O Sony Bank disse que o objetivo do fundo é construir uma “base comercial de médio a longo prazo” para os negócios de ativos digitais do Sony Financial Group. Ainda não nomeou um representante para o Connectia Trust.
Uma moeda estável para a economia do PlayStation
O banco disse anteriormente Nikkeis que deseja que os clientes dos EUA usem o token para pagar por conteúdo digital em todo o ecossistema da Sony, reduzindo as taxas associadas aos pagamentos com cartão. A presença da Sony abrange a plataforma PlayStation e o serviço de anime Crunchyroll, embora nenhuma grande franquia ainda tenha se comprometido com o plano.
O impulso só é viável nos EUA graças à Lei GENIUS, a lei federal aprovada no ano passado que estabelece regras de reserva e divulgação para tokens atrelados ao dólar. Também se encaixa na estratégia criptográfica mais ampla da Sony: a empresa lançou uma rede Ethereum camada 2, Soneium, no início de 2025, na qual seu parceiro de blockchain Startale lançou uma stablecoin separada em dólares no final do ano passado. Para seu próprio token, o Sony Bank contratou a empresa de infraestrutura Bastion para lidar com a emissão, gestão de reservas e custódia.
Uma fila de fretamento lotada
A Sony está se juntando a uma linha de empresas de criptografia e pagamentos que buscam status de truste federal. Em dezembro, o OCC aprovou condicionalmente Circle, Ripple, BitGo, Fidelity Digital Assets e Paxos, e os pedidos continuaram chegando, incluindo um da World Liberty Financial, ligada a Trump. Uma carta fiduciária nacional permite que uma empresa custódia de ativos, gerencie reservas e emita stablecoins sob supervisão federal, mas a proíbe de aceitar depósitos em dinheiro ou fazer empréstimos.
A oferta da Sony já enfrentou resistência. Os Independent Community Bankers of America instaram o OCC a rejeitar o pedido do Connectia Trust em novembro, argumentando que permitiria à Sony emitir stablecoins semelhantes a depósitos, evitando ao mesmo tempo os seguros e as regras que vinculam os bancos comuns.
A onda de pedidos também atraiu a atenção política, com a senadora Elizabeth Warren (D-MA) argumentando que o OCC concedeu indevidamente licenças a empresas que não se qualificam ao abrigo da Lei do Banco Nacional.
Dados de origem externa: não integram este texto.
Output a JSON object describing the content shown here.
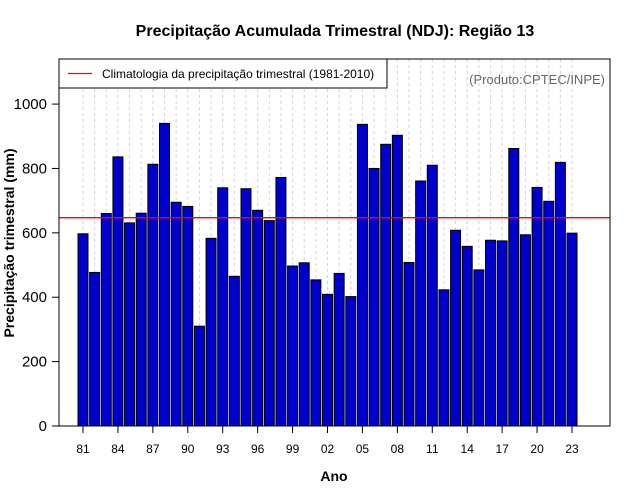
{
  "chart_data": {
    "type": "bar",
    "title": "Precipitação Acumulada Trimestral (NDJ): Região 13",
    "xlabel": "Ano",
    "ylabel": "Precipitação trimestral (mm)",
    "source_note": "(Produto:CPTEC/INPE)",
    "legend": {
      "label": "Climatologia da precipitação trimestral (1981-2010)",
      "placement": "top-left"
    },
    "climatology": 647,
    "ylim": [
      0,
      1140
    ],
    "yticks": [
      0,
      200,
      400,
      600,
      800,
      1000
    ],
    "xtick_labels": [
      "81",
      "84",
      "87",
      "90",
      "93",
      "96",
      "99",
      "02",
      "05",
      "08",
      "11",
      "14",
      "17",
      "20",
      "23"
    ],
    "xtick_years": [
      1981,
      1984,
      1987,
      1990,
      1993,
      1996,
      1999,
      2002,
      2005,
      2008,
      2011,
      2014,
      2017,
      2020,
      2023
    ],
    "grid": "vertical dashed",
    "years": [
      1981,
      1982,
      1983,
      1984,
      1985,
      1986,
      1987,
      1988,
      1989,
      1990,
      1991,
      1992,
      1993,
      1994,
      1995,
      1996,
      1997,
      1998,
      1999,
      2000,
      2001,
      2002,
      2003,
      2004,
      2005,
      2006,
      2007,
      2008,
      2009,
      2010,
      2011,
      2012,
      2013,
      2014,
      2015,
      2016,
      2017,
      2018,
      2019,
      2020,
      2021,
      2022,
      2023
    ],
    "values": [
      597,
      477,
      660,
      836,
      631,
      661,
      813,
      940,
      695,
      682,
      310,
      583,
      740,
      465,
      737,
      670,
      638,
      772,
      497,
      507,
      454,
      409,
      474,
      402,
      937,
      800,
      875,
      903,
      508,
      761,
      810,
      423,
      608,
      558,
      485,
      577,
      575,
      862,
      594,
      741,
      698,
      819,
      599
    ],
    "colors": {
      "bar": "#0000CD",
      "climatology": "#FF0000",
      "grid": "#D3D3D3"
    }
  }
}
A Câmara Digital, um grupo comercial que representa mais de 250 empresas de criptografia, rejeitou isso em maio, com o CEO Cody Carbone dizendo que a crítica “interpreta mal tanto o estatuto quanto a autoridade de longa data do OCC”. Um lobby bancário dos EUA também avaliou uma ação judicial sobre as cartas.
Por enquanto, o Connectia Trust é um plano no papel: o aceno condicional não permite que a Sony abra negócios, e o banco deve satisfazer as condições pendentes do OCC antes que seu token possa ser lançado, atualmente previsto para 2027. A capitalização de mercado global da stablecoin, entretanto, está acima de US$ 308 bilhões.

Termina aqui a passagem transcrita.